The City Attorney’s Office says the gun violence restraining order program — court orders that remove guns from people who are threats to themselves or others — has removed more than 600 firearms from dangerous users since its inception in 2017.

The Safe Storage of Firearms Ordinance — requiring that San Diegans keep firearms in locked containers, or be disabled by a trigger lock, if they are not in the immediate control of authorized users — took effect last year, and the City Attorney’s Office says the law has been effective in preventing suicides and unintentional injuries/deaths among children.

Officials say the training is especially relevant during the COVID-19 pandemic, when many residents are experiencing stress related to quarantining. Gun sales also surged during the first three months of the pandemic, according to the City Attorney’s Office, which said 110,000 Californians bought new guns between March and July.

“As pandemic-related stressors mount and children attend school at homes where parents are distracted by other responsibilities, protecting families from gun violence has never been more important,” said San Diego City Attorney Mara Elliott. “Our goal is to prevent unthinkable tragedies and ensure the safety of the social workers who continue to investigate the well-being of San Diego’s children during the pandemic.”

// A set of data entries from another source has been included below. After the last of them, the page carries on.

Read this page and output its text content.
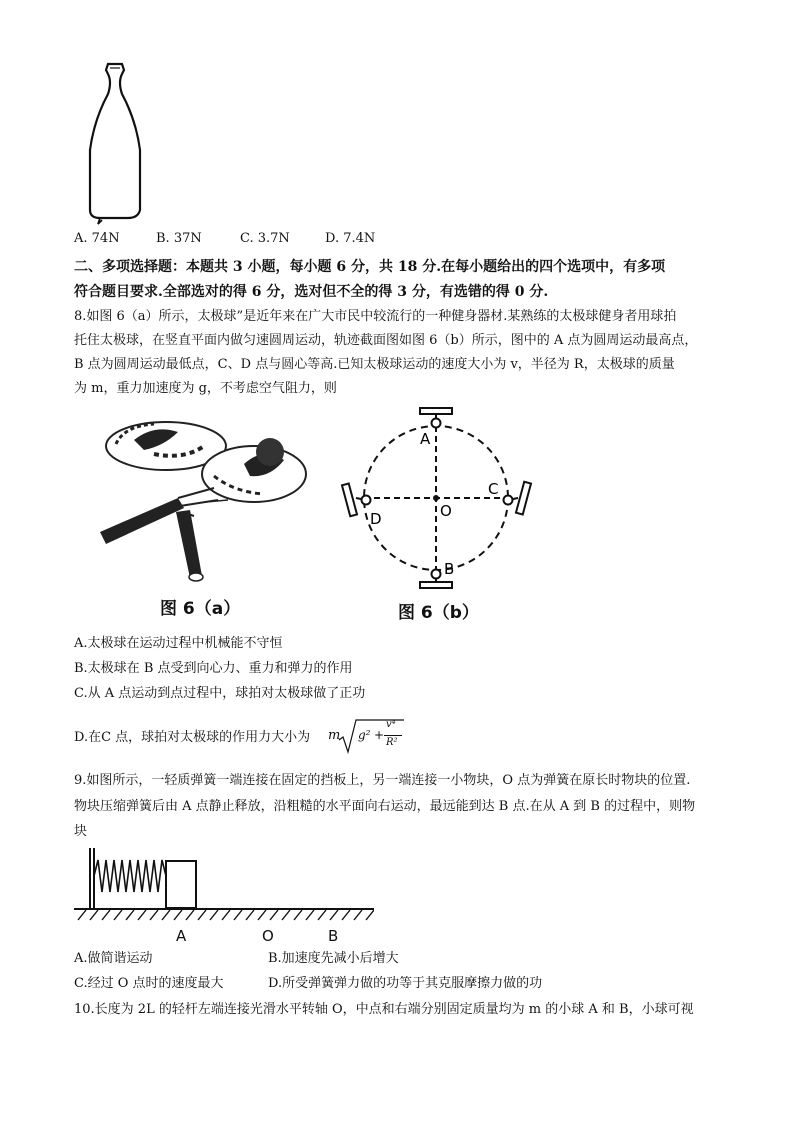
A. 74N	B. 37N	C. 3.7N	D. 7.4N
二、多项选择题：本题共 3 小题，每小题 6 分，共 18 分.在每小题给出的四个选项中，有多项
符合题目要求.全部选对的得 6 分，选对但不全的得 3 分，有选错的得 0 分.
8.如图 6（a）所示，太极球”是近年来在广大市民中较流行的一种健身器材.某熟练的太极球健身者用球拍
托住太极球，在竖直平面内做匀速圆周运动，轨迹截面图如图 6（b）所示，图中的 A 点为圆周运动最高点，
B 点为圆周运动最低点，C、D 点与圆心等高.已知太极球运动的速度大小为 v，半径为 R，太极球的质量
为 m，重力加速度为 g，不考虑空气阻力，则
图 6（a）
A
B
C
D	O
图 6（b）
A.太极球在运动过程中机械能不守恒
B.太极球在 B 点受到向心力、重力和弹力的作用
C.从 A 点运动到点过程中，球拍对太极球做了正功
D.在C 点，球拍对太极球的作用力大小为 m g² +
v⁴
R²
9.如图所示，一轻质弹簧一端连接在固定的挡板上，另一端连接一小物块，O 点为弹簧在原长时物块的位置.
物块压缩弹簧后由 A 点静止释放，沿粗糙的水平面向右运动，最远能到达 B 点.在从 A 到 B 的过程中，则物
块
A	O	B
A.做简谐运动	B.加速度先减小后增大
C.经过 O 点时的速度最大	D.所受弹簧弹力做的功等于其克服摩擦力做的功
10.长度为 2L 的轻杆左端连接光滑水平转轴 O，中点和右端分别固定质量均为 m 的小球 A 和 B，小球可视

The trainings are slated to take place virtually Oct. 27, Nov. 10 and Dec. 1.

The initiative to provide the training comes through a partnership between Elliott’s office, San Diego County Supervisor Nathan Fletcher, San Diego County Child Welfare Services and Service Employees International Union Local 221.

Fletcher, who also co-chairs the county’s Child and Family Strengthening Advisory Board, said: “Our social workers do a great job of showing care and compassion for families daily, and with this new training they will be more knowledgeable about preventing gun violence in homes throughout San Diego County.”